Vela spoke candidly to the courtroom as tears fell softly her cheeks. Many of those listening on cried with her.


“I’m here to honor my sister,” Vela said. “She was a beautiful person. She was a mother. She was an aunt. She was a friend, a cousin, and a niece, but she will never be a grandmother. She will never see her three young children graduate from high school … I want to be better at helping the next person in need. I hope I can be her voice. I want to help the next victim, the next Linda.”


“It’s not OK to be blamed when your abuser gets mad,” she continued. “It’s not ok to keep someone from their family or friends. It’s not ok to be controlled in any way, whether it’s what you wear, what you say or what you buy. It’s not OK to be told you’re a worthless person. As much as the victim loves or cares for the abuser, it is not OK to be treated against your wishes.”

Making a difference

Melissa Rodriguez, director of community partnerships with the women’s center, was on hand at the event to raise awareness of the change youth can make in community.

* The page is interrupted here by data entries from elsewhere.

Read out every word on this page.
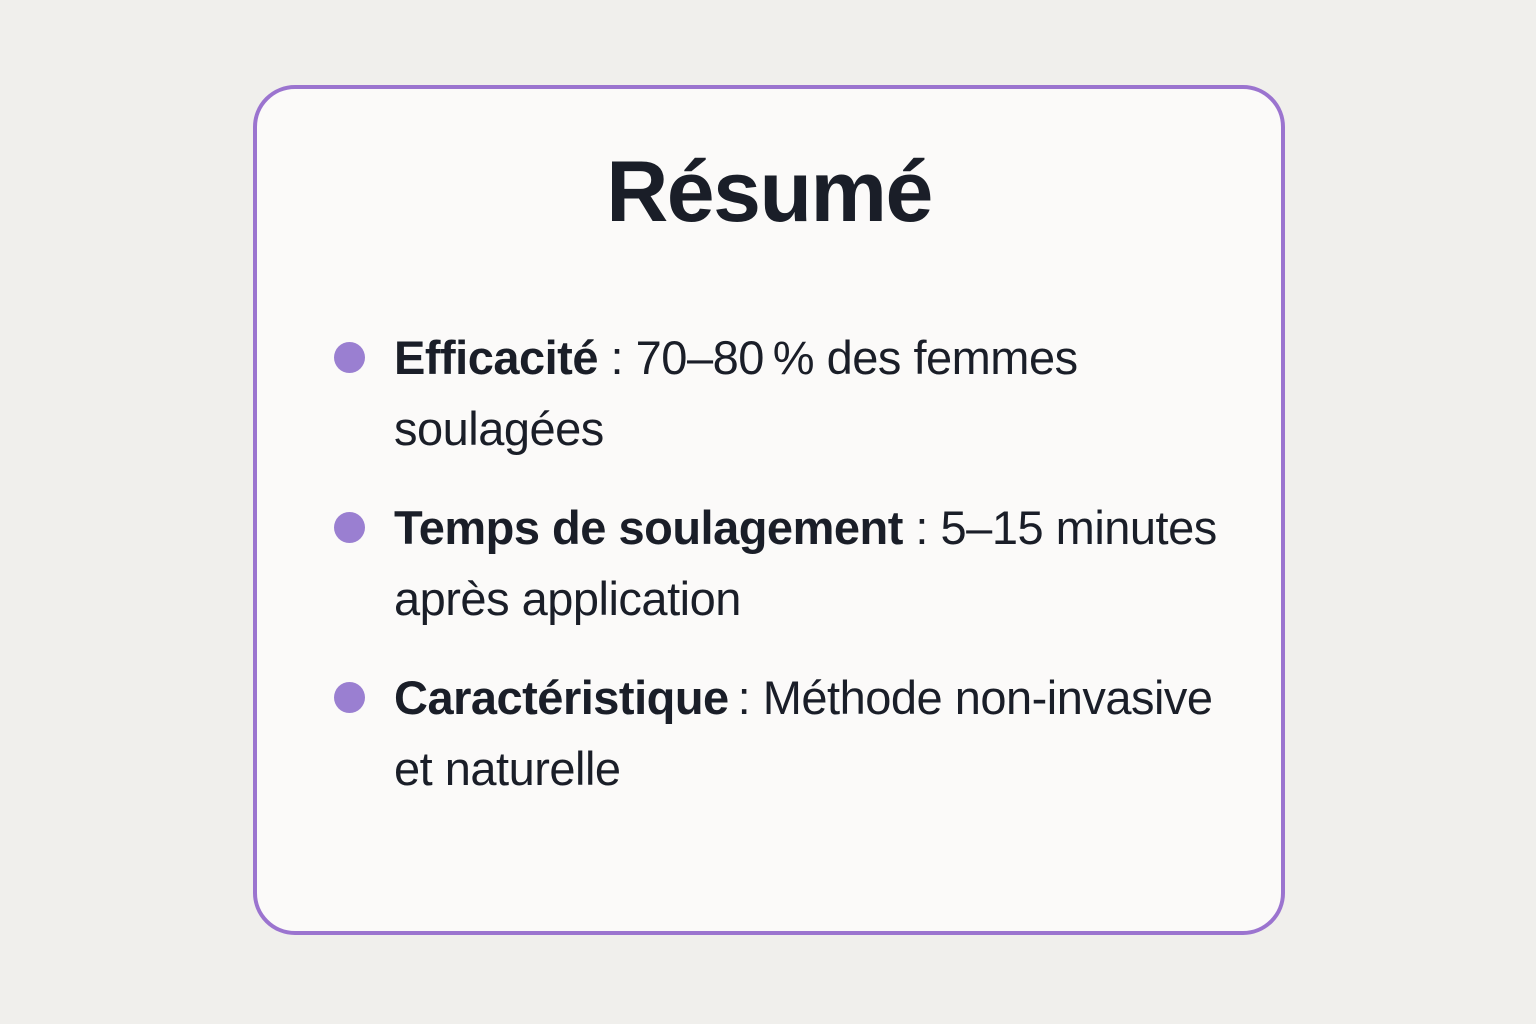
Résumé

Efficacité : 70–80 % des femmes soulagées

Temps de soulagement : 5–15 minutes après application

Caractéristique : Méthode non-invasive et naturelle
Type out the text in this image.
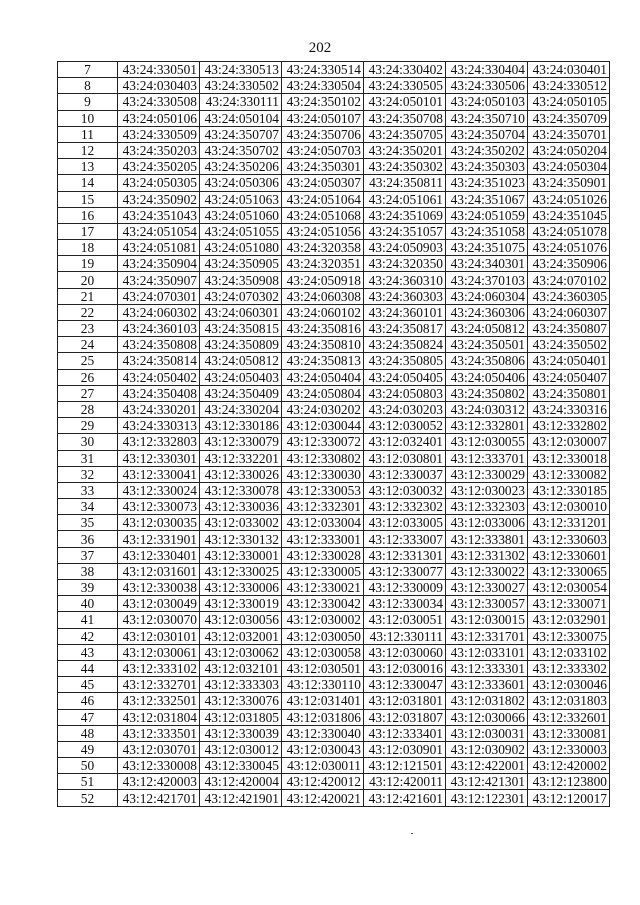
202
7	43:24:330501	43:24:330513	43:24:330514	43:24:330402	43:24:330404	43:24:030401
8	43:24:030403	43:24:330502	43:24:330504	43:24:330505	43:24:330506	43:24:330512
9	43:24:330508	43:24:330111	43:24:350102	43:24:050101	43:24:050103	43:24:050105
10	43:24:050106	43:24:050104	43:24:050107	43:24:350708	43:24:350710	43:24:350709
11	43:24:330509	43:24:350707	43:24:350706	43:24:350705	43:24:350704	43:24:350701
12	43:24:350203	43:24:350702	43:24:050703	43:24:350201	43:24:350202	43:24:050204
13	43:24:350205	43:24:350206	43:24:350301	43:24:350302	43:24:350303	43:24:050304
14	43:24:050305	43:24:050306	43:24:050307	43:24:350811	43:24:351023	43:24:350901
15	43:24:350902	43:24:051063	43:24:051064	43:24:051061	43:24:351067	43:24:051026
16	43:24:351043	43:24:051060	43:24:051068	43:24:351069	43:24:051059	43:24:351045
17	43:24:051054	43:24:051055	43:24:051056	43:24:351057	43:24:351058	43:24:051078
18	43:24:051081	43:24:051080	43:24:320358	43:24:050903	43:24:351075	43:24:051076
19	43:24:350904	43:24:350905	43:24:320351	43:24:320350	43:24:340301	43:24:350906
20	43:24:350907	43:24:350908	43:24:050918	43:24:360310	43:24:370103	43:24:070102
21	43:24:070301	43:24:070302	43:24:060308	43:24:360303	43:24:060304	43:24:360305
22	43:24:060302	43:24:060301	43:24:060102	43:24:360101	43:24:360306	43:24:060307
23	43:24:360103	43:24:350815	43:24:350816	43:24:350817	43:24:050812	43:24:350807
24	43:24:350808	43:24:350809	43:24:350810	43:24:350824	43:24:350501	43:24:350502
25	43:24:350814	43:24:050812	43:24:350813	43:24:350805	43:24:350806	43:24:050401
26	43:24:050402	43:24:050403	43:24:050404	43:24:050405	43:24:050406	43:24:050407
27	43:24:350408	43:24:350409	43:24:050804	43:24:050803	43:24:350802	43:24:350801
28	43:24:330201	43:24:330204	43:24:030202	43:24:030203	43:24:030312	43:24:330316
29	43:24:330313	43:12:330186	43:12:030044	43:12:030052	43:12:332801	43:12:332802
30	43:12:332803	43:12:330079	43:12:330072	43:12:032401	43:12:030055	43:12:030007
31	43:12:330301	43:12:332201	43:12:330802	43:12:030801	43:12:333701	43:12:330018
32	43:12:330041	43:12:330026	43:12:330030	43:12:330037	43:12:330029	43:12:330082
33	43:12:330024	43:12:330078	43:12:330053	43:12:030032	43:12:030023	43:12:330185
34	43:12:330073	43:12:330036	43:12:332301	43:12:332302	43:12:332303	43:12:030010
35	43:12:030035	43:12:033002	43:12:033004	43:12:033005	43:12:033006	43:12:331201
36	43:12:331901	43:12:330132	43:12:333001	43:12:333007	43:12:333801	43:12:330603
37	43:12:330401	43:12:330001	43:12:330028	43:12:331301	43:12:331302	43:12:330601
38	43:12:031601	43:12:330025	43:12:330005	43:12:330077	43:12:330022	43:12:330065
39	43:12:330038	43:12:330006	43:12:330021	43:12:330009	43:12:330027	43:12:030054
40	43:12:030049	43:12:330019	43:12:330042	43:12:330034	43:12:330057	43:12:330071
41	43:12:030070	43:12:030056	43:12:030002	43:12:030051	43:12:030015	43:12:032901
42	43:12:030101	43:12:032001	43:12:030050	43:12:330111	43:12:331701	43:12:330075
43	43:12:030061	43:12:030062	43:12:030058	43:12:030060	43:12:033101	43:12:033102
44	43:12:333102	43:12:032101	43:12:030501	43:12:030016	43:12:333301	43:12:333302
45	43:12:332701	43:12:333303	43:12:330110	43:12:330047	43:12:333601	43:12:030046
46	43:12:332501	43:12:330076	43:12:031401	43:12:031801	43:12:031802	43:12:031803
47	43:12:031804	43:12:031805	43:12:031806	43:12:031807	43:12:030066	43:12:332601
48	43:12:333501	43:12:330039	43:12:330040	43:12:333401	43:12:030031	43:12:330081
49	43:12:030701	43:12:030012	43:12:030043	43:12:030901	43:12:030902	43:12:330003
50	43:12:330008	43:12:330045	43:12:030011	43:12:121501	43:12:422001	43:12:420002
51	43:12:420003	43:12:420004	43:12:420012	43:12:420011	43:12:421301	43:12:123800
52	43:12:421701	43:12:421901	43:12:420021	43:12:421601	43:12:122301	43:12:120017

“Change starts with our young people,” said Rodriguez. “What they see, what they hear, what they do leaves a lasting impact on their lives.”


“We wanted to illustrate that dating and domestic violence can happen at any age, anywhere, anytime and to anyone, regardless of gender, age, ethnicity and income status.”


To help raise awareness, Rodriguez said the football teams from both Lockhart and Luling high schools will wear purple wristbands throughout the month of October. Cheerleaders, she said, will be using purple pom-poms and the volleyball teams will sport purple shoelaces.


The color purple is used to promote awareness about dating and domestic violence, she said.


Rodriguez also urged the students to look for common signs of abuse and take action.


“Ask yourself, do I know someone who says they’re being abused, have I seen someone with unexplained injuries or someone who regularly has accidents?” said Rodriguez. “Does your child seem nervous or scared when you come near their devices? Does your gut tell you to do something? We implore you to follow your instincts.”


Caldwell County District Attorney Fred Weber was also on hand at the event to speak to the youth members in the audience.


“You guys are the ones who can make [change] happen,” said Weber. “There’s no one better situated to influence your peers than you are … you are the ones in the best position to make that change.”


The Hays-Caldwell Women’s Center is a local nonprofit that offers free and confidential services to women, men and children who are victims of family violence, dating violence, sexual assault and child abuse.


The services, which are offered in both English and Spanish, are currently available to residents who live, work or attend school in Hays and Caldwell counties.


Anyone suffering from domestic or sexual abuse can call the women’s center’s 24-hour hotline at 512-396-4357.